Recomendaciones de prevención
Ante la sospecha de haber sido drogado(a) con escopolamina (síntomas repentinos de mareo, confusión o somnolencia sin causa aparente), busque ayuda de inmediato: aléjese del posible delincuente, diríjase a un lugar seguro con otras personas y llame al 911 lo antes posible
No aceptar bebidas (tragos, refrescos, etc.) de personas desconocidas en discotecas, bares u otros lugares de entretenimiento.
No descuidar su bebida: mantenga su vaso o botella siempre a la vista y bajo su control en todo momento.
Desconfiar de extraños que ofrezcan regalos, objetos o muestras gratuitas (por ejemplo, perfumes o folletos), ya que podrían estar impregnados de escopolamina para inducirlo a tocar o inhalar la sustancia.
Preferir salir acompañado en sus actividades recreativas nocturnas. Los delincuentes suelen fijarse en personas que están solas, por ser blancos más fáciles de abordar sin testigos.

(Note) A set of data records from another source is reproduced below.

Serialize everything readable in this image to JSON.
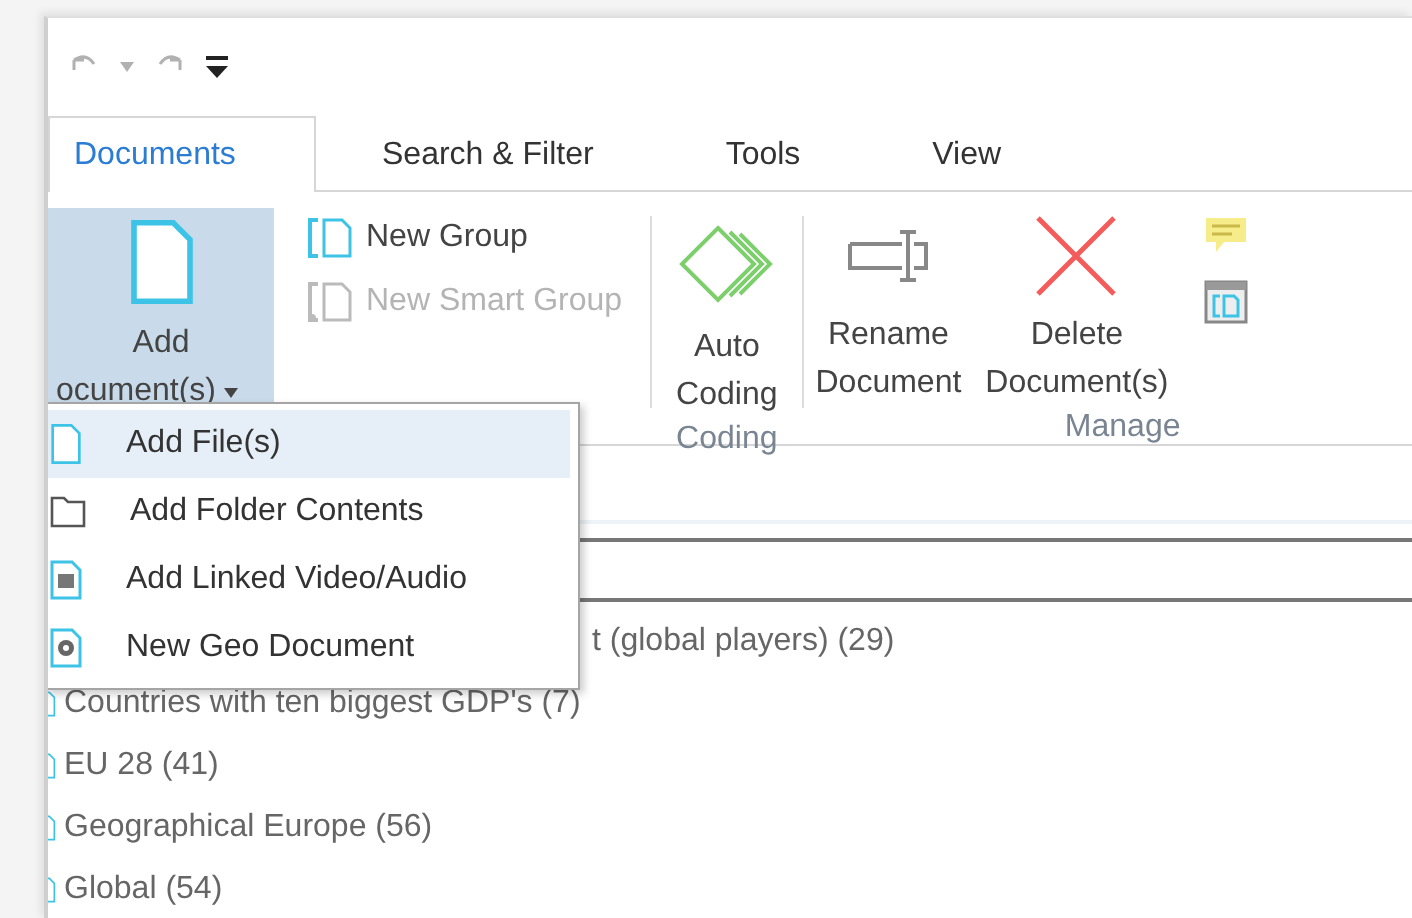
{
  "quick_access": [
    {
      "kind": "undo",
      "disabled": true
    },
    {
      "kind": "dropdown",
      "disabled": true
    },
    {
      "kind": "redo",
      "disabled": true
    },
    {
      "kind": "customize",
      "disabled": false
    }
  ],
  "tabs": [
    {
      "label": "Documents",
      "selected": true
    },
    {
      "label": "Search & Filter",
      "selected": false
    },
    {
      "label": "Tools",
      "selected": false
    },
    {
      "label": "View",
      "selected": false
    }
  ],
  "ribbon": {
    "add_button": {
      "lines": [
        "Add",
        "ocument(s)"
      ],
      "pressed": true
    },
    "small_buttons": [
      {
        "label": "New Group",
        "disabled": false
      },
      {
        "label": "New Smart Group",
        "disabled": true
      }
    ],
    "coding_group": {
      "button_lines": [
        "Auto",
        "Coding"
      ],
      "label": "Coding"
    },
    "manage_group": {
      "buttons": [
        {
          "lines": [
            "Rename",
            "Document"
          ]
        },
        {
          "lines": [
            "Delete",
            "Document(s)"
          ]
        }
      ],
      "label": "Manage"
    }
  },
  "dropdown_menu": [
    {
      "label": "Add File(s)",
      "selected": true
    },
    {
      "label": "Add Folder Contents",
      "selected": false
    },
    {
      "label": "Add Linked Video/Audio",
      "selected": false
    },
    {
      "label": "New Geo Document",
      "selected": false
    }
  ],
  "document_groups": [
    {
      "label": "t (global players) (29)"
    },
    {
      "label": "Countries with ten biggest GDP's (7)"
    },
    {
      "label": "EU 28 (41)"
    },
    {
      "label": "Geographical Europe (56)"
    },
    {
      "label": "Global (54)"
    }
  ]
}
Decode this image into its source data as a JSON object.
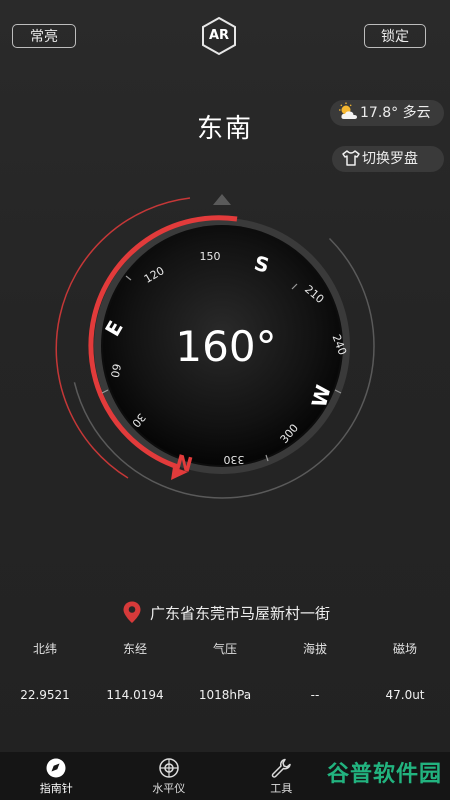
{
  "header": {
    "keep_on_label": "常亮",
    "ar_label": "AR",
    "lock_label": "锁定"
  },
  "direction_text": "东南",
  "weather": {
    "text": "17.8° 多云",
    "icon": "partly-cloudy-icon"
  },
  "skin_switch": {
    "text": "切换罗盘",
    "icon": "shirt-icon"
  },
  "compass": {
    "heading_text": "160°",
    "cardinals": [
      "S",
      "W",
      "N",
      "E"
    ],
    "ticks": [
      "150",
      "210",
      "240",
      "300",
      "330",
      "30",
      "60",
      "120"
    ],
    "accent_color": "#e23b3b"
  },
  "location": {
    "text": "广东省东莞市马屋新村一街",
    "icon": "map-pin-icon"
  },
  "stats": [
    {
      "label": "北纬",
      "value": "22.9521"
    },
    {
      "label": "东经",
      "value": "114.0194"
    },
    {
      "label": "气压",
      "value": "1018hPa"
    },
    {
      "label": "海拔",
      "value": "--"
    },
    {
      "label": "磁场",
      "value": "47.0ut"
    }
  ],
  "nav": [
    {
      "label": "指南针",
      "icon": "compass-icon",
      "active": true
    },
    {
      "label": "水平仪",
      "icon": "level-icon",
      "active": false
    },
    {
      "label": "工具",
      "icon": "wrench-icon",
      "active": false
    }
  ],
  "watermark": "谷普软件园"
}
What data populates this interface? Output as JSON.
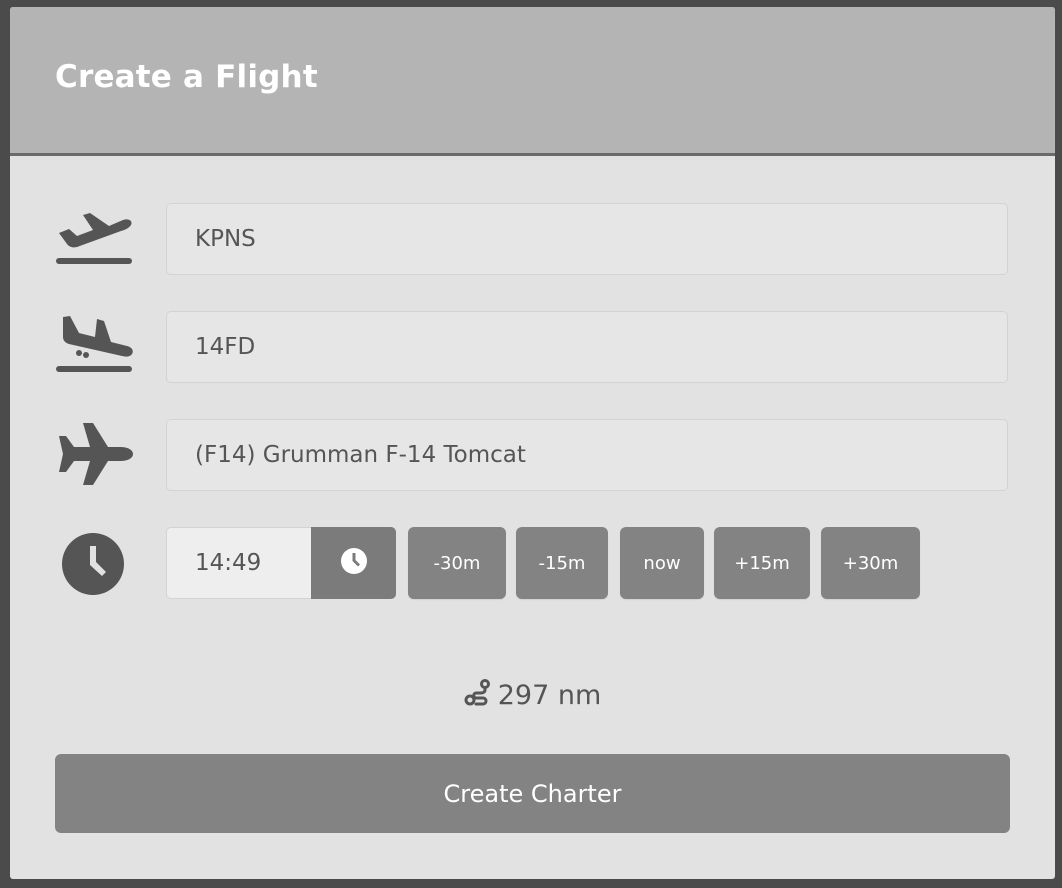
{
  "header": {
    "title": "Create a Flight"
  },
  "form": {
    "departure": {
      "icon": "plane-departure-icon",
      "value": "KPNS"
    },
    "arrival": {
      "icon": "plane-arrival-icon",
      "value": "14FD"
    },
    "aircraft": {
      "icon": "plane-icon",
      "value": "(F14) Grumman F-14 Tomcat"
    },
    "time": {
      "icon": "clock-icon",
      "value": "14:49",
      "picker_icon": "clock-icon",
      "quick_buttons": [
        "-30m",
        "-15m",
        "now",
        "+15m",
        "+30m"
      ]
    }
  },
  "distance": {
    "icon": "route-icon",
    "value": "297 nm"
  },
  "submit": {
    "label": "Create Charter"
  },
  "colors": {
    "header_bg": "#b4b4b4",
    "card_bg": "#e2e2e2",
    "button_bg": "#838383",
    "icon": "#555555"
  }
}
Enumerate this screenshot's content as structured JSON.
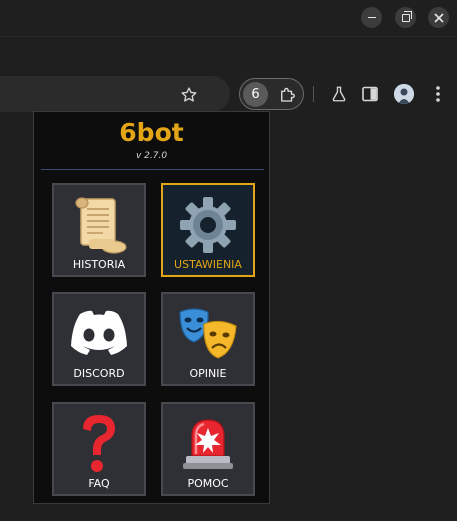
{
  "browser": {
    "extension_badge": "6"
  },
  "popup": {
    "brand": "6bot",
    "version": "v 2.7.0",
    "tiles": [
      {
        "label": "HISTORIA",
        "icon": "scroll-icon",
        "active": false
      },
      {
        "label": "USTAWIENIA",
        "icon": "gear-icon",
        "active": true
      },
      {
        "label": "DISCORD",
        "icon": "discord-icon",
        "active": false
      },
      {
        "label": "OPINIE",
        "icon": "theater-masks-icon",
        "active": false
      },
      {
        "label": "FAQ",
        "icon": "question-mark-icon",
        "active": false
      },
      {
        "label": "POMOC",
        "icon": "siren-icon",
        "active": false
      }
    ]
  },
  "colors": {
    "accent": "#e2a516",
    "tile_bg": "#2e3035",
    "active_tile_bg": "#15212c",
    "discord": "#ffffff"
  }
}
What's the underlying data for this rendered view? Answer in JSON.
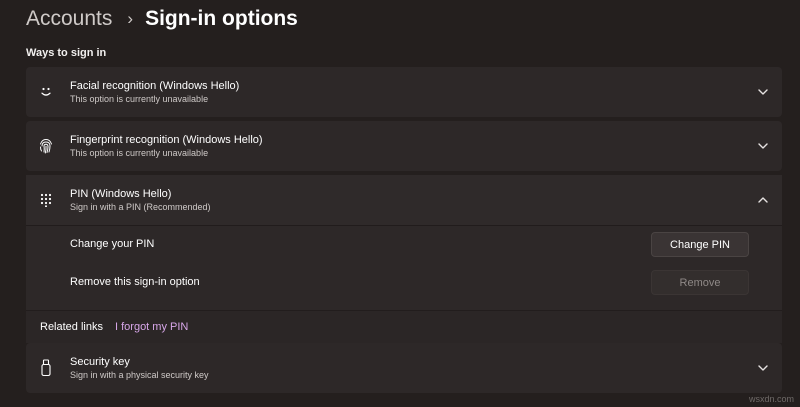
{
  "breadcrumb": {
    "parent": "Accounts",
    "separator": "›",
    "title": "Sign-in options"
  },
  "section_label": "Ways to sign in",
  "options": {
    "facial": {
      "title": "Facial recognition (Windows Hello)",
      "subtitle": "This option is currently unavailable",
      "icon": "smile-face-icon",
      "expanded": false
    },
    "fingerprint": {
      "title": "Fingerprint recognition (Windows Hello)",
      "subtitle": "This option is currently unavailable",
      "icon": "fingerprint-icon",
      "expanded": false
    },
    "pin": {
      "title": "PIN (Windows Hello)",
      "subtitle": "Sign in with a PIN (Recommended)",
      "icon": "keypad-icon",
      "expanded": true,
      "change_label": "Change your PIN",
      "change_button": "Change PIN",
      "remove_label": "Remove this sign-in option",
      "remove_button": "Remove",
      "related_label": "Related links",
      "related_link": "I forgot my PIN"
    },
    "security_key": {
      "title": "Security key",
      "subtitle": "Sign in with a physical security key",
      "icon": "usb-key-icon",
      "expanded": false
    }
  },
  "colors": {
    "background": "#241f1e",
    "card": "#2d2828",
    "link": "#d7a6e8"
  },
  "watermark": "wsxdn.com"
}
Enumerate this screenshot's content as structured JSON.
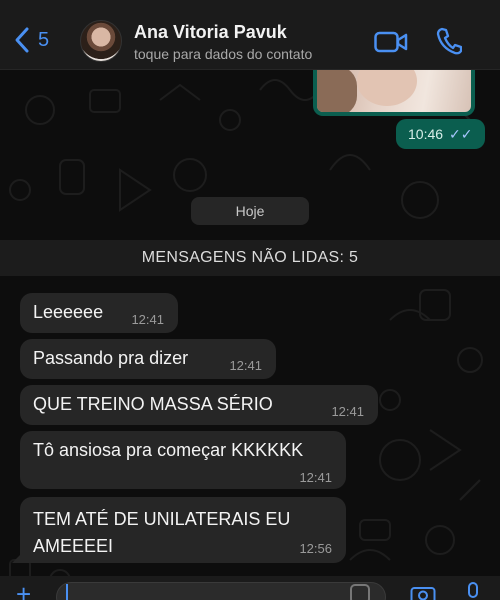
{
  "header": {
    "back_count": "5",
    "contact_name": "Ana Vitoria Pavuk",
    "contact_subtitle": "toque para dados do contato",
    "icons": {
      "back": "chevron-left-icon",
      "video": "video-camera-icon",
      "call": "phone-icon"
    }
  },
  "top_message": {
    "time": "10:46",
    "ticks": "✓✓",
    "status": "read"
  },
  "date_chip": "Hoje",
  "unread_banner": "MENSAGENS NÃO LIDAS: 5",
  "messages": [
    {
      "text": "Leeeeee",
      "time": "12:41"
    },
    {
      "text": "Passando pra dizer",
      "time": "12:41"
    },
    {
      "text": "QUE TREINO MASSA SÉRIO",
      "time": "12:41"
    },
    {
      "text": "Tô ansiosa pra começar KKKKKK",
      "time": "12:41"
    },
    {
      "text": "TEM ATÉ DE UNILATERAIS EU AMEEEEI",
      "time": "12:56"
    }
  ],
  "input_bar": {
    "icons": [
      "plus-icon",
      "sticker-icon",
      "camera-icon",
      "microphone-icon"
    ]
  },
  "colors": {
    "accent": "#4a90f2",
    "outgoing": "#0b5e4f",
    "incoming": "#262626",
    "background": "#0d0d0d"
  }
}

En primeras citas con personas desconocidas, reunirse en lugares públicos y concurridos, evitando acudir a domicilios privados o invitar a extraños a su vivienda.
Avisar a un amigo o familiar de confianza sobre sus planes cuando tenga una cita: informe dónde, cuándo y con quién se va a encontrar, de forma que alguien cercano esté al tanto de su ubicación.
Ser precavido al retirar dinero de bancos o cajeros: vigile su entorno, evite distracciones y no acepte ayuda inesperada de extraños durante el retiro de efectivo.